Mais qui parle d’équilibre ?


Ce sont toujours les mêmes. Des femmes. Les mêmes à qui on répète depuis l’adolescence que leur valeur se mesure à leur silhouette, que la minceur est une forme d’hygiène morale, que le ventre plat est la preuve d’une vie bien tenue. Le “rééquilibrage” s’adresse rarement à un homme qui s’enfile un kebab à minuit. Non, il vise la femme qui, après deux grossesses, un travail à plein temps et un mental en surcharge, doit encore trouver le temps de “prendre soin d’elle”.

Car le rééquilibrage n’est pas qu’un mot : c’est une injonction moderne, polie, propre, emballée dans du bien-être. Une forme de discipline intériorisée.
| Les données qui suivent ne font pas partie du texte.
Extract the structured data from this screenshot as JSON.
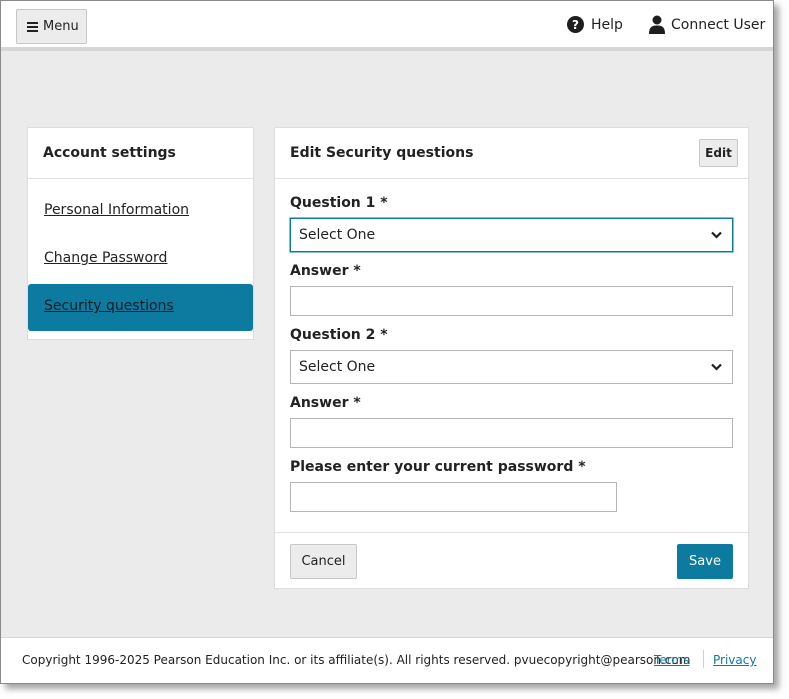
{
  "header": {
    "menu_label": "Menu",
    "help_label": "Help",
    "user_label": "Connect User"
  },
  "sidebar": {
    "title": "Account settings",
    "items": [
      {
        "label": "Personal Information"
      },
      {
        "label": "Change Password"
      },
      {
        "label": "Security questions",
        "active": true
      }
    ]
  },
  "main": {
    "title": "Edit Security questions",
    "edit_label": "Edit",
    "question1_label": "Question 1 *",
    "question1_value": "Select One",
    "answer1_label": "Answer *",
    "answer1_value": "",
    "question2_label": "Question 2 *",
    "question2_value": "Select One",
    "answer2_label": "Answer *",
    "answer2_value": "",
    "password_label": "Please enter your current password *",
    "password_value": "",
    "cancel_label": "Cancel",
    "save_label": "Save"
  },
  "footer": {
    "copyright": "Copyright 1996-2025 Pearson Education Inc. or its affiliate(s). All rights reserved. pvuecopyright@pearson.com",
    "terms_label": "Terms",
    "privacy_label": "Privacy"
  },
  "colors": {
    "accent": "#0d7ba0",
    "background": "#ebebeb",
    "card": "#ffffff"
  },
  "icons": [
    "hamburger-icon",
    "help-icon",
    "user-icon",
    "chevron-down-icon"
  ]
}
On ne vous dit plus “sois mince”, on vous dit “sois équilibrée”. Ce n’est plus un ordre brutal, c’est une douce pression sociale, servie avec le sourire d’une diététicienne influenceuse.

Les magazines féminins, les coachs bienveillants et les comptes Instagram débordent de promesses d’harmonie intérieure et de “meilleure version de soi-même”. En réalité, ils perpétuent la même logique : celle du contrôle permanent du corps. On ne parle plus de privation, mais de “conscience alimentaire”. On ne dit plus “je craque”, mais “je me réaligne”. Derrière le vocabulaire apaisé, c’est toujours la même peur : celle de déborder, de grossir, de se relâcher.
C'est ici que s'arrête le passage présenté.